Dia menuturkan, penjualan LPG 12 kg ini bisa mencapai 80% dibandingkan tahun lalu sebelum adanya kenaikan harga. Dia mengatakan, penjualan gas LPG 12 kg ini hanya dua sampai lima tabung per hari, berbeda dengan tabung 3 kg yang bisa mencapai 120 tabung selama enam hari.
"Kalau yang 12 kg kadang sehari ada dua, kadang lima ya. Maksudnya kita pesan saja, nanti ada yang beli, nanti beli lagi. Nggak bisa sekarang target sekian gitu nggak bisa, ya jarang banget yang belinya, jarang sekali. Makanya, kalau misalnya ada yang gede, kita seneng gitu ya," ungkapnya.
Untuk diketahui, harga LPG non subsidi resmi dinaikkan Pertamina pada 10 Juli 2022 lalu. Kenaikan harga LPG saat itu karena Contract Price Aramco (CPA) masih di level US$ 725 per metrik ton.
Pada Juli 2022 lalu itu harga LPG di tingkat agen resmi Pertamina naik menjadi Rp 58 ribu per tabung untuk LPG 3 kg non subsidi berwarna pink, lalu Rp 100.000 - Rp 127.000 per tabung untuk LPG 5,5 kg, dan Rp 213.000 - Rp 270.000 per tabung untuk LPG 12 kg non subsidi.
Adapun harga jual LPG di tingkat pengecer kini telah mencapai Rp 220.000 - Rp 225.000 per tabung untuk LPG 12 kg dan Rp 110.000 per tabung untuk LPG 5,5 kg.

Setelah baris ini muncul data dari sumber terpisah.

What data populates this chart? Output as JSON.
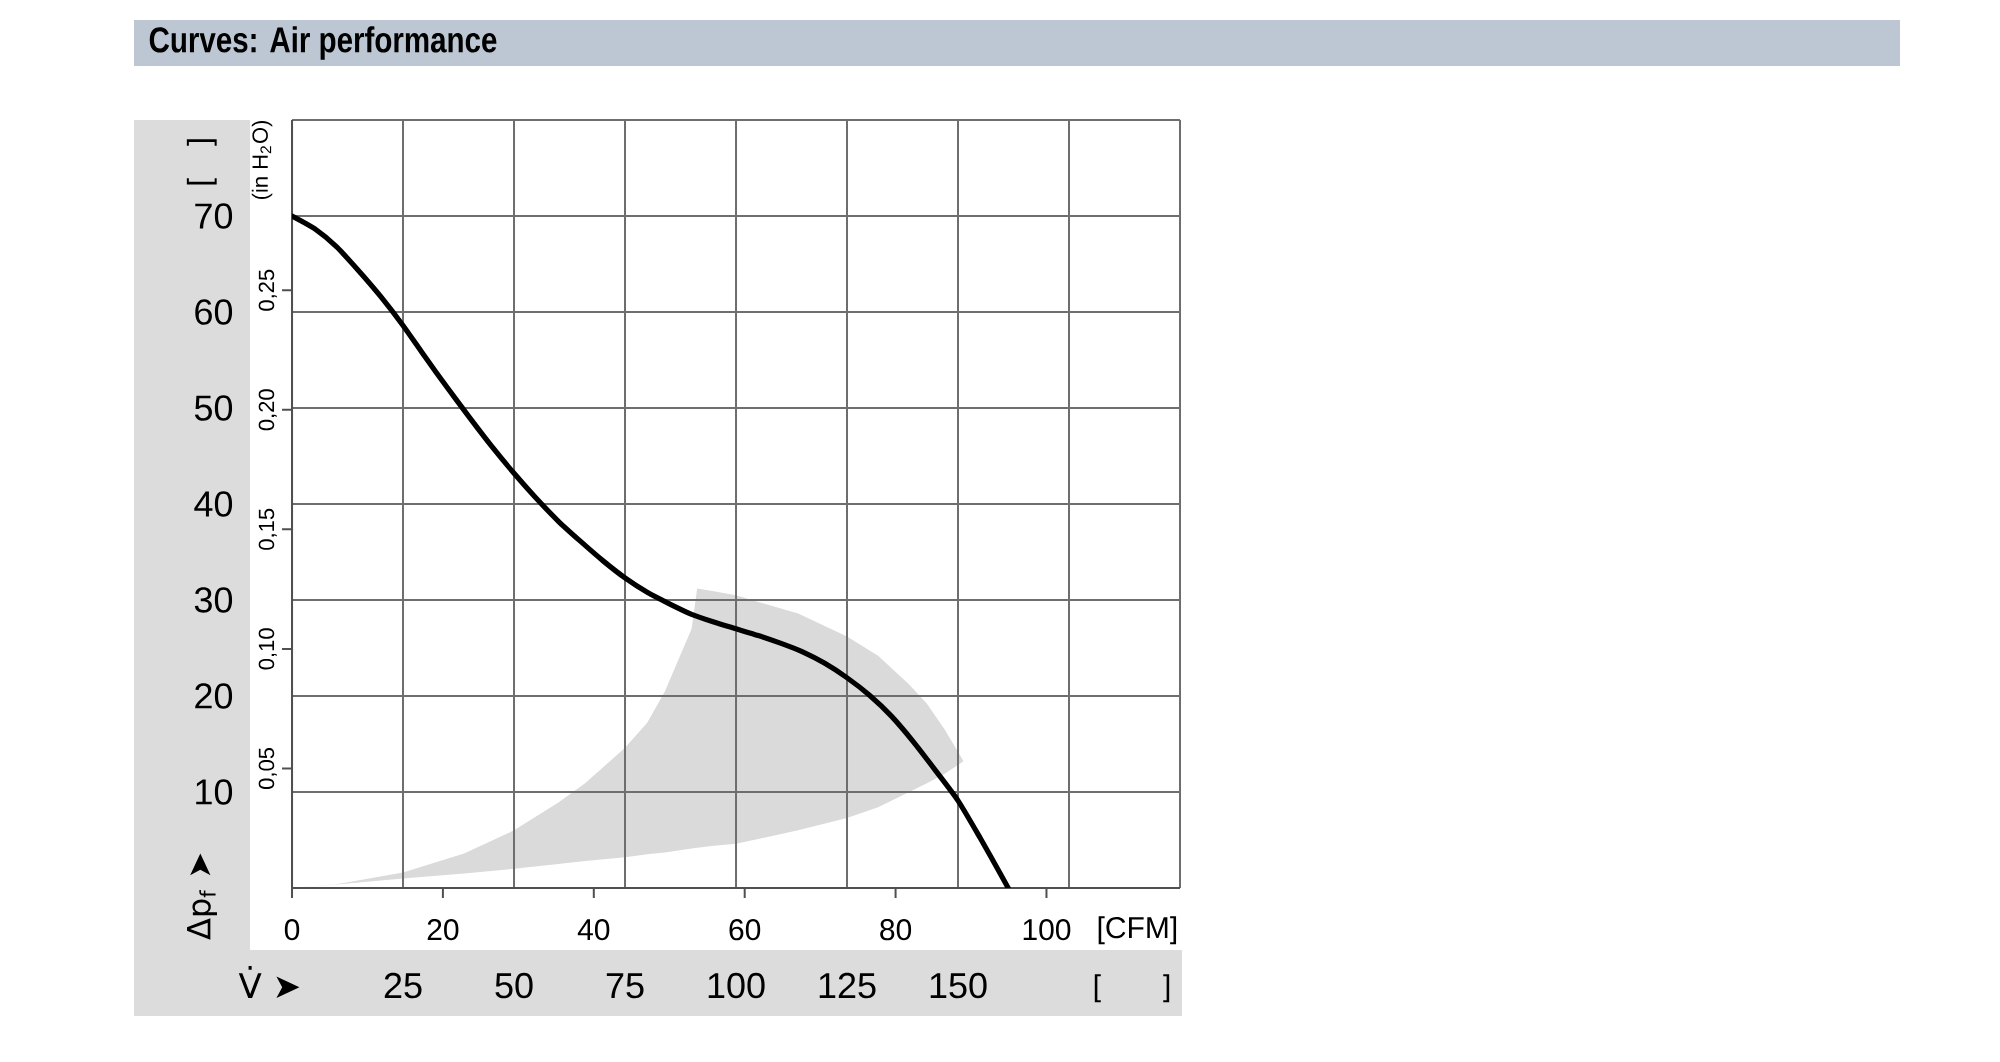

Sedangkan harga LPG subsidi 3 kg kini mencapai Rp 19.000 - Rp 22.000 per tabung.
Dengan asumsi harga LPG 12 kg Rp 220.000, maka artinya harga LPG per kilo gramnya berada di kisaran Rp 18.333. Sementara dengan harga LPG subsidi Rp 19.000 per tabung, maka harga per kg sebesar Rp 6.333. Artinya ada perbedaan hingga tiga kali lipat antara harga LPG subsidi dan non subsidi per kg-nya.
Untuk diketahui, Harga Eceran Tertinggi (HET) LPG subsidi kini ditentukan oleh pemerintah daerah masing-masing, sehingga harga jual di satu daerah dengan daerah lainnya bisa berbeda.
Kebijakan ini diatur dalam Peraturan Menteri Energi dan Sumber Daya Mineral (ESDM) Nomor 26 Tahun 2009, tentang Penyediaan dan Pendistribusian Liquefied Petroleum Gas.
Dalam pasal 24 ayat 4 tertulis "Dengan memperhatikan kondisi daerah, daya beli masyarakat, dan marjin yang wajar serta sarana dan fasilitas penyediaan dan pendistribusian LPG, Pemerintah Daerah Provinsi bersama dengan Pemerintah Daerah Kabupaten/Kota menetapkan harga eceran tertinggi (HET) LPG Tertentu untuk Pengguna LPG Tertentu pada titik serah di sub Penyalur LPG Tertentu."